Bülent Ecevit Üniversitesi Arkeoloji Bölümü tarafından Ereğli'de bulunan İnönü Mağarası'nda gerçekleştirilen kazı çalışmalarında Karadeniz Bölgesinin ilk yerleşim yeri ile Hititler dönemine ait ilk bulguların yanı sıra Anadolu'da ilk ahşap tarihi bulgular keşfedildi. Mağarada yapılan kazılarda Ortaçağ, Balkan kökenli kavimler, Hitit İmparatorluğu, Erken Tunç dönemine ait kalıntılar tespit edildi. Bülent Ecevit Üniversitesi Arkeoloji Bölümü öğretim üyesi ve Kazı Alanı Başkanı Dr. Hamza Ekmen, mağaranın ve bölgenin Karadeniz'in ilk yerleşim yeri olduğuna yönelik bilgiler elde ettiklerini belirterek, "Birçok ilkin bu kazıda bulunduğunu ifade edebiliriz. Karadeniz'de en eski yerleşim yeri burası. Samsun İkiztepe'yi kazan Önder hocamız var. En sistemli yerleşim orası diyordu. Bir sempozyumda biz burayı anlatınca 'olamaz' dedi. Burası Karadeniz, Trakya arkeolojisi konusunda çalışma yapan herkesin referans noktası olacak. Burası bir ilk oldu" diye konuştu.
'TARIM TOPLUMUNA İŞARET EDEN BULGULAR VAR'
Ekmen, aralarında Bereket Tanrıçası figürleri, maltızlar, dokuma tezgahı parçaları, mekik parçaları, kirmen gibi aletlerin de bulunduğu ve bulunan kalıntıların Yassıkaya kazılarında bulunan kalıntılarla aynı döneme ait olduğunu ifade ederek, "Bulgular, Ege Bölgesi, Bulgaristan ve Balkanlarda ele geçirilenlerle paralellik arz ediyor. Tarihler de benzerlik gösteriyor. Buradan deniz yolunun kullanılarak kültürel alışverişte bulunulduğunu tahmin ediyoruz. Mağaradaki kalıntıları inceliyoruz. Mağaralar genelde yazın kamp yerleri olarak kullanılabilir ama bu kültürel tabakalar burada üç dört ailenin yıl boyu yaşadığını gösteriyor. Stratejik bir konumu da var. 6 bin 500 yıl öncesi için böyle bir konumun seçilmesi ciddi bir kültür olduğunu gösteriyor. Çömlekçi fırını yapılması burada yerleşik bir toplumun olduğunu gösteriyor. Mağarada o kadar çok tohum bulduk ki mercimek, buğday, arpa var. Bunları tanımlayabiliyoruz. Bunlar karbonlaşmış" dedi.

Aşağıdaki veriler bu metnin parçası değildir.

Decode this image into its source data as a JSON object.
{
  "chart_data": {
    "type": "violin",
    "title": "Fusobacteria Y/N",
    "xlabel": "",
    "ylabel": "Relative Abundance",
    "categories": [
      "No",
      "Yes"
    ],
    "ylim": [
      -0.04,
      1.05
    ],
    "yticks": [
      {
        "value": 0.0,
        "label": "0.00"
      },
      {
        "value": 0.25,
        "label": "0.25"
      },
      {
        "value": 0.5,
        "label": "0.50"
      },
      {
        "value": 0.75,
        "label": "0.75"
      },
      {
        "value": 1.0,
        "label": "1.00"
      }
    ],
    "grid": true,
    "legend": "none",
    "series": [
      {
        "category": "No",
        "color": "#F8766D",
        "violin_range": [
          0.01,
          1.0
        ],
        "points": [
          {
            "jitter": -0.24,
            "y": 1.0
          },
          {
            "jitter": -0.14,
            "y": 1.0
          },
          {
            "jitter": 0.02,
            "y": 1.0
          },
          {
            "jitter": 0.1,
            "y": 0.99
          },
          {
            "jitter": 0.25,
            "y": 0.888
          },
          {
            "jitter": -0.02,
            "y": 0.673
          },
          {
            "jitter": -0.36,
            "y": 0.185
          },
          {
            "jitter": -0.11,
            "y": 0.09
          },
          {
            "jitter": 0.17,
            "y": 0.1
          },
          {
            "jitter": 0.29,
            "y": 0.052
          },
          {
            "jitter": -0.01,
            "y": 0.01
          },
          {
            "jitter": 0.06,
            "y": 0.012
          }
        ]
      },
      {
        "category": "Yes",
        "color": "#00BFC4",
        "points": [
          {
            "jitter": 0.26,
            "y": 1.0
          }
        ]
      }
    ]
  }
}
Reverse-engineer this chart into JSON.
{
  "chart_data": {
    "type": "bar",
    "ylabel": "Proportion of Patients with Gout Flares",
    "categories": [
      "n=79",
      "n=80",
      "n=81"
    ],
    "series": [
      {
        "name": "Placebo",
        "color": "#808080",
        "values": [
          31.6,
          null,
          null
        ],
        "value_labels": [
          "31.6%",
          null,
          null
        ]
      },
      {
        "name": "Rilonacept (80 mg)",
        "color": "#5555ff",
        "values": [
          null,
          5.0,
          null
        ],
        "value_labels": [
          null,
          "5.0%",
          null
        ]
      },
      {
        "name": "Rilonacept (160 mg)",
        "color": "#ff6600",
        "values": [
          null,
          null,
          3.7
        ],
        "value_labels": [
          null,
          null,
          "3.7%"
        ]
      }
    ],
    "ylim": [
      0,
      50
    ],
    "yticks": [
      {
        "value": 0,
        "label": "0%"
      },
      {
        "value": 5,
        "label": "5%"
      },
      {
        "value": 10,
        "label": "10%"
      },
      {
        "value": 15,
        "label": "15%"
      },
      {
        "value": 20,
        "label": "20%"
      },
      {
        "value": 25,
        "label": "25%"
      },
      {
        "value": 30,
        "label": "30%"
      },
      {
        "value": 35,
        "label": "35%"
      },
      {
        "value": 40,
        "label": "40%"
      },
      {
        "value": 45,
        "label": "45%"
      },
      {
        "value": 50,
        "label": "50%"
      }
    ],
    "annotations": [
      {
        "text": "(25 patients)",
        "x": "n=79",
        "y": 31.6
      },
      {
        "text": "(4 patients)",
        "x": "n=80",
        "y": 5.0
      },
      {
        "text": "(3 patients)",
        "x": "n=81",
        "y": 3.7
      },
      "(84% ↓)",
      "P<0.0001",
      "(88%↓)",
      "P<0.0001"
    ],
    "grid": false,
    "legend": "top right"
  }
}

'DEFİNECİLER DİNAMİTLE KALINTILARA ZARAR VERMİŞ'
Mağara üç ayrı gözden oluştuğunu açıklayan Ekmen, şöyle konuştu:
"İçinde bulunduğumuz A gözü, hiçbir arkeolojik dönemde yerleşim olarak kabul görmemiş. B ve C gözlerine yerleşilmiş. Bunun sebebi gözetlemeyi o bölümden daha iyi yapabilmeleri veya dipten çıkan kaynak suyu olabilir. 2016 yılında ilk mağarayı tespit ettiğimizde yüzey araştırması yaptık ve C gözüne ağırlık vermemiz gerektiğini anladık. Mağaranın görünür yüzeylerinin hiçbiri doğal yüzü değil. Definecilerin açtıkları dinamit boşlukları var. Kendilerince gerçeği yansıtmayan biçimde, arkasında define var diye düşünüp dinamitle patlatmışlar. Bu dönemlere kadar insanlar duvarlara birtakım tasvirleri resmediyordu. Bu dinamit patlatması dolayısıyla belki duvarlarda var olan bazı figürleri kaybetmiş olabiliriz. Karşı taraftaki geniş oyukta da bir tasvir var olabilir diye dinamitle patlatılmış. Ayrıca mağaradaki suyu aşağı taşımak için boru döşenmiş, bu da kalıntılara zarar vermiş."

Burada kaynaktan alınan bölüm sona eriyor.